« Nous vivons actuellement un changement de contexte géostratégique fondamental » [Esprit défense n° 9]

Direction : Ministère des Armées / Publié le : 31 octobre 2023

Ses priorités pour transformer les armées aux côtés du chef d’état-major des armées, son bilan à la tête de la Marine nationale, sa perception du conflit ukrainien, mais aussi des sujets plus personnels : l’amiral Vandier, major général des armées depuis le 1er septembre 2023, est l’invité d’Esprit défense n° 9.

Dans le bureau du major général des armées, lors de l’entretien avec Esprit défense, le 12 octobre © Antoine Delaunay/DICoD/Ministère des Armées

Vous êtes le premier chef d’état-major d’une armée à devenir major général des armées.

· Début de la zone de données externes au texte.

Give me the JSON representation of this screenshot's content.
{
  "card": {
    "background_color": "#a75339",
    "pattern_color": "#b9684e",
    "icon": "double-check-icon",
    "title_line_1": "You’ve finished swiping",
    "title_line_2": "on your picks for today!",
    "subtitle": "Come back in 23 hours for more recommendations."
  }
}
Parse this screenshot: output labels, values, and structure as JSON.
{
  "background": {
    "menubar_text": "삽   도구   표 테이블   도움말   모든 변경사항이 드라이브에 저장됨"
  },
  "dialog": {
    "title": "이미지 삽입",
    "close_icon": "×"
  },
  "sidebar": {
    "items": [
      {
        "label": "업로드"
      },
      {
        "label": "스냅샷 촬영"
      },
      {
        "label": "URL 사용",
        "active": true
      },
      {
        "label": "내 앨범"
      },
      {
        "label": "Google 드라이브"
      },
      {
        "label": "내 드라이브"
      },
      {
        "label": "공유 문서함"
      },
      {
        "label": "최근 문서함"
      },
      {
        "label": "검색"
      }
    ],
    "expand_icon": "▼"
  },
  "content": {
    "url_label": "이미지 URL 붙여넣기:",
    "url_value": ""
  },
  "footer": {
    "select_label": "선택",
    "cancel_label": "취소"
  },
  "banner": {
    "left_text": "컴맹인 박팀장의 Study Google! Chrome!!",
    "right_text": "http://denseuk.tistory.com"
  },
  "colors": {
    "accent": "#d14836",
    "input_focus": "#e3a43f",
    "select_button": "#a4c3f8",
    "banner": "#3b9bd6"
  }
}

Cette nouveauté marque-t-elle l’importance du combat naval dans le contexte stratégique actuel ?

Amiral Pierre Vandier : Il est déjà arrivé que le major général des armées devienne chef d’état-major d’une armée. Dans l’autre sens, c’est la première fois. Cela donne un petit aspect historique. Mais il n’est pas lié à la « couleur de pull ». Le chef d’état-major des armées (CEMA) a surtout voulu être renforcé dans ses attributions par un chef d’état-major qui possédait une certaine expérience et la légitimité d’avoir dirigé une armée pendant trois ans. La nouveauté, elle est là. Or, je peux justement apporter à l’interarmées la connaissance globale du système, puisque j’ai aussi été chef du cabinet militaire de la ministre des Armées1.

À la tête de la Marine nationale, vous avez notamment « durci » la préparation opérationnelle en vous appuyant sur le plan Mercator lancé par votre prédécesseur. Estimez-vous que cette Marine est désormais prête à faire face, si nécessaire, à un combat de haute intensité ?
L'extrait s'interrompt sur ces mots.